Si un dibujante hubiera visto la expresión dibujada en su cara -no en su miembro- después de escuchar esto, la podría haber descripto como dos comisuras de los respectivos sectores de la boca que, mágica y misteriosamente, fueron pescadas por anzuelos que desde cañas parapetadas en el primer piso del bar se lanzaron sobre ellas, y, habiendo pescado lo buscado, comenzaron a recoger la caña, a traer sobre sí el pez todavía vivo por lo mojado pero a punto de morir por lo seco y golpeado, es decir, dos labios, uno superior y el otro inferior, que comenzaron a hacer lo necesario para que la boca apunte hacia arriba, y la cara hacia el mundo, y los dientes hacia el afuera, y la vergüenza muerta. Si, cinco días atrás, había sido ella la que había conquistado el milagro pagano de que sus dos pómulos comenzaran, tímidamente, a extenderse sobre sus costados y ya no se quedaran, siempre, quietos en sus lugares, levantado la mano para hablar, ahora, nuevamente, era ella la que, después de meses y semanas y días, le robaba una sonrisa. Y no tenía pensando devolvérsela.
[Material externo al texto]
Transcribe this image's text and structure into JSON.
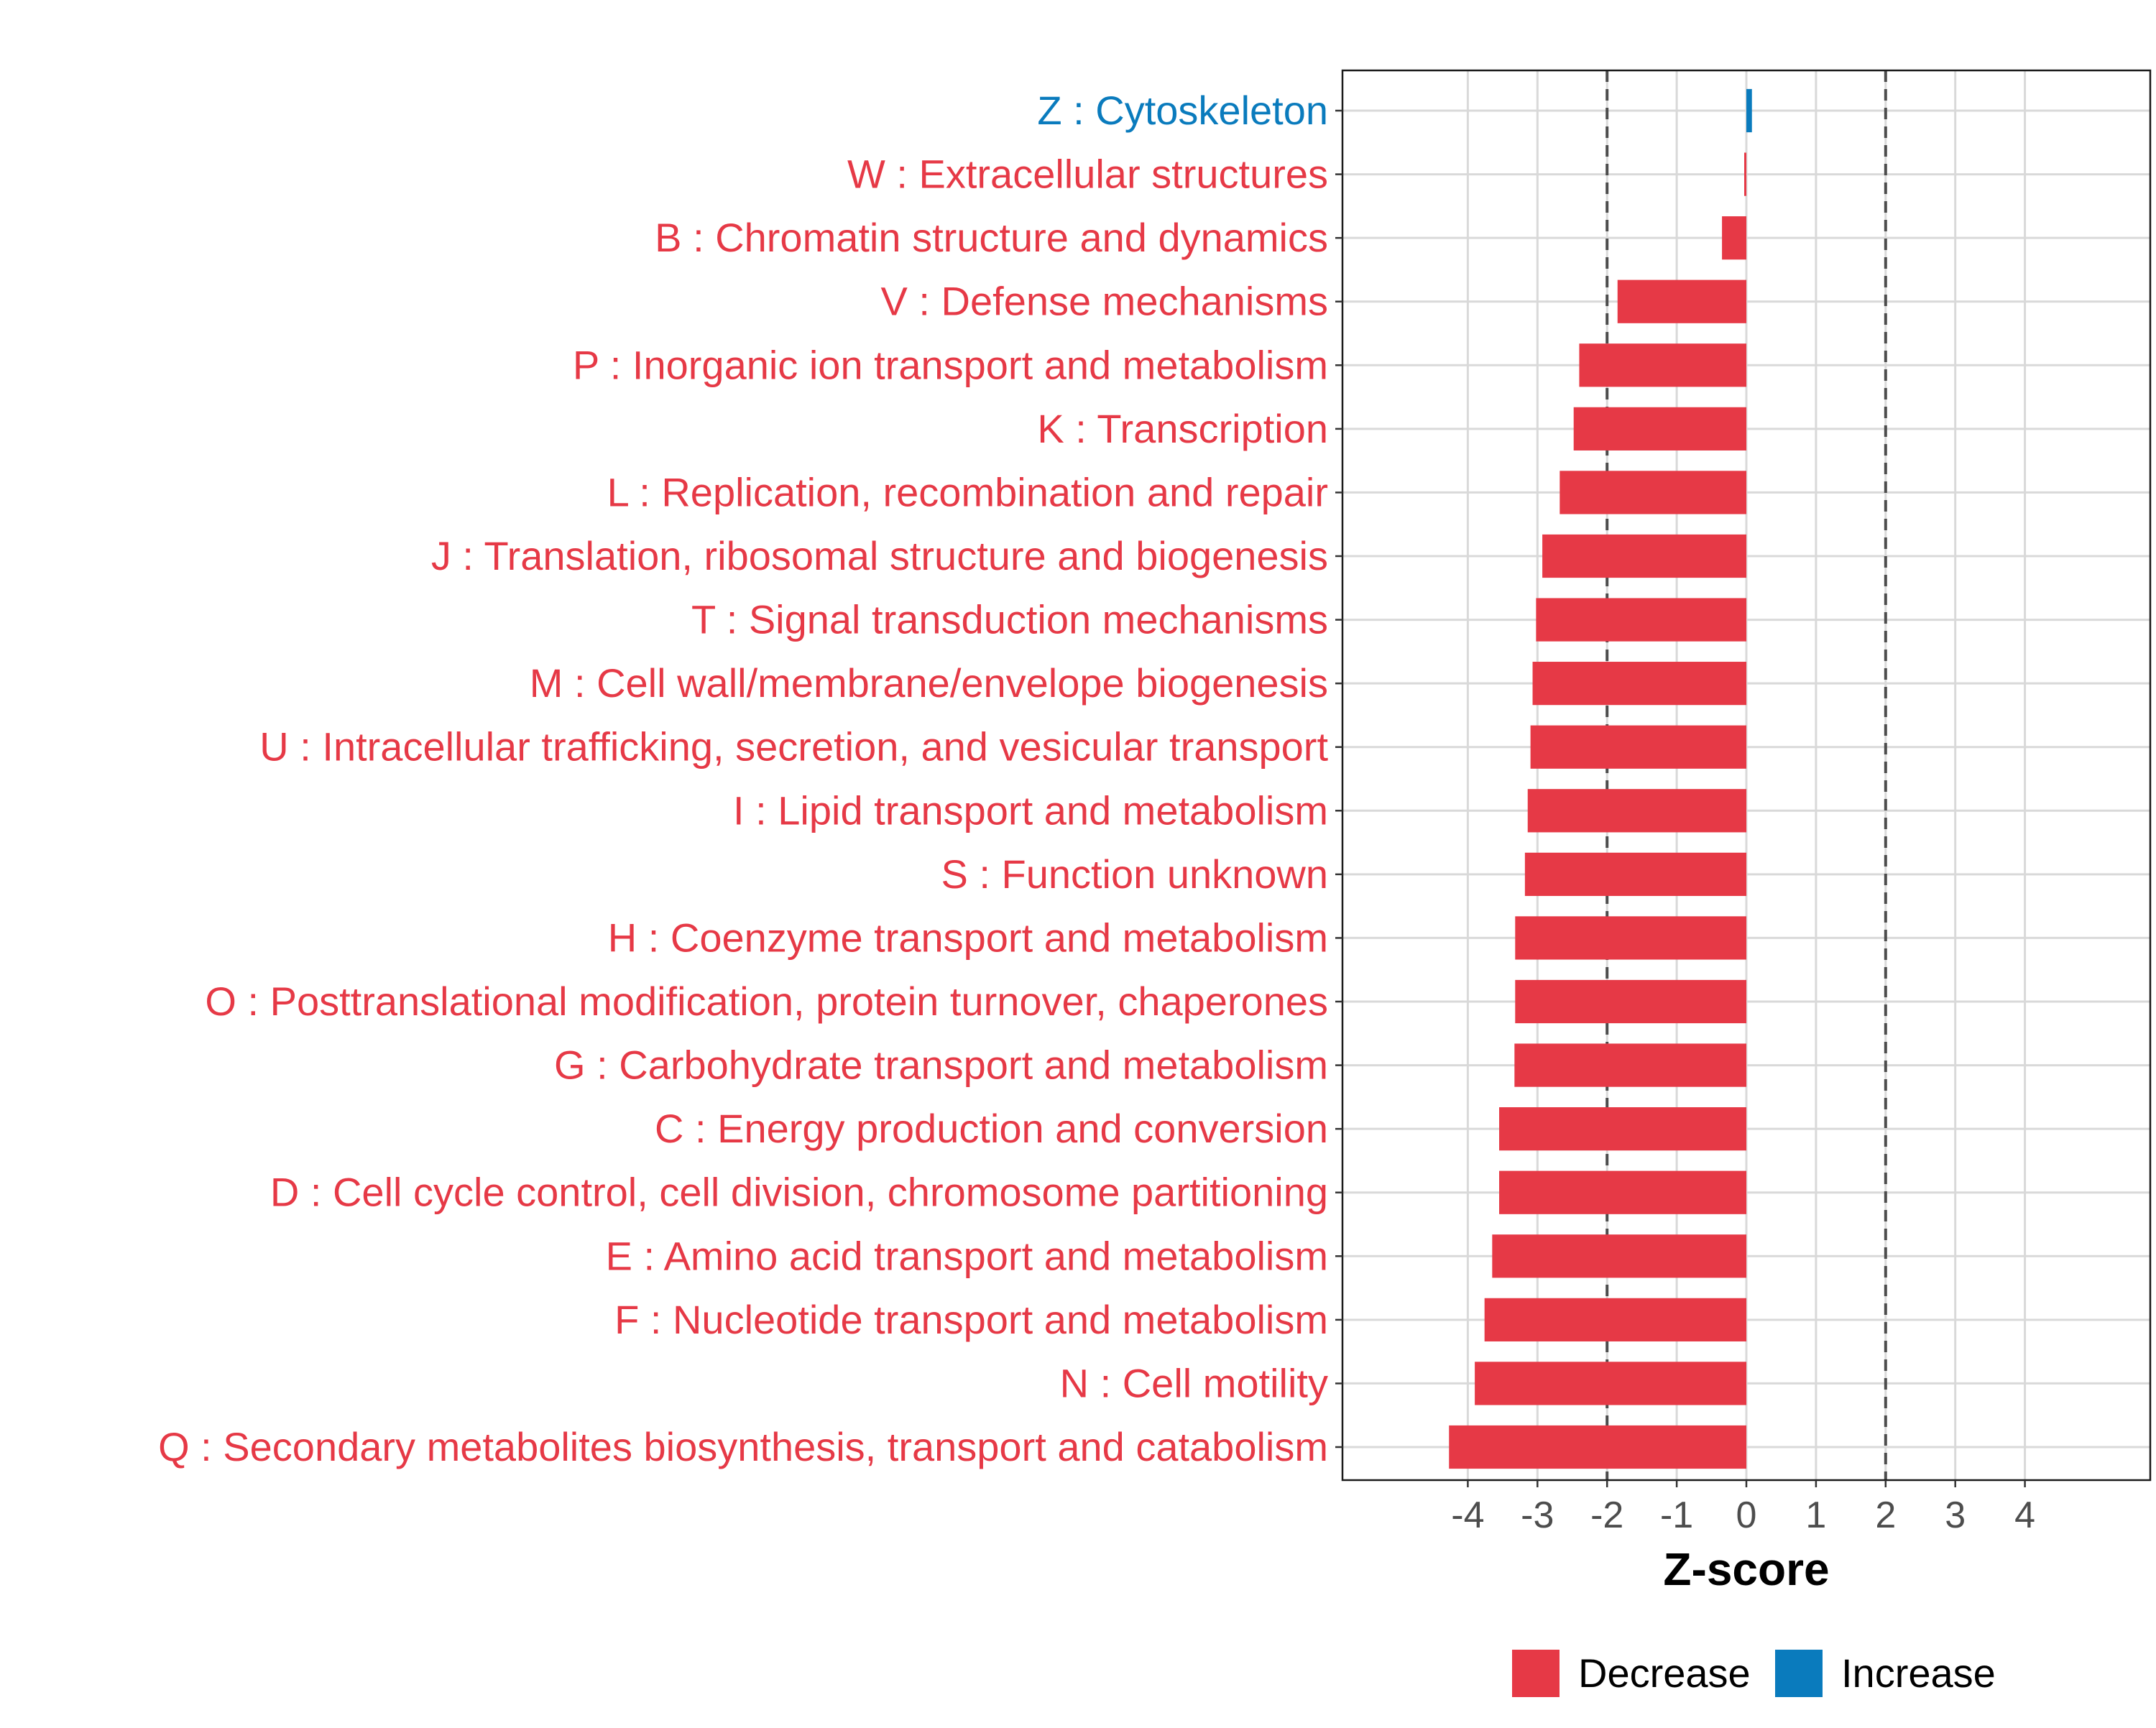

Creía en la propiedad, no había leído Proudhon, detestaba los pianos de cola aunque tenía un flor de orto que él había gozado muchísimo en sus seis años de colegio, pero, sin embargo, lograba lo que nadie más, conquistaba nuevos continentes igual de previamente habitados pero últimamente no muy visitados, era una mujer que, a fuerza de simplezas -y negativas, cervezas y discusiones- lograba mover las montañas que él había intentado mover por seis años pero no había podido, lo habían movido a él, lo habían movido y cogido y violado y humillado. Ella, entre los rollings y Leo Mattioli, bien lejos de The Beatles y Dylan, ni hablar de Schubert y Bartók, había cachado perfectamente lo que se jugaba en la mesa, lo que mediaba las cervezas y los manises, había radiografiado un esqueleto que no se había movido por meses después de haber intentado moverse demasiado. Había, en fin, invitado a bailar cumbias y rocanroles, cumbiasrocanroleras y rocanrolescumbieros, a un joven que había bailado con la más fea. Y no había sabido bailar, la había pisado, le había dejado los pies como tobillos esguinsados. Y había bailado con la más fea, a pesar de todo lo lindo y culto e inteligente y castañoclaro y parecido al Bob Dylan del ’66 que era. Es que, como escribió un in-mundo en algún libro, las apariencias nunca –siempre- engañan.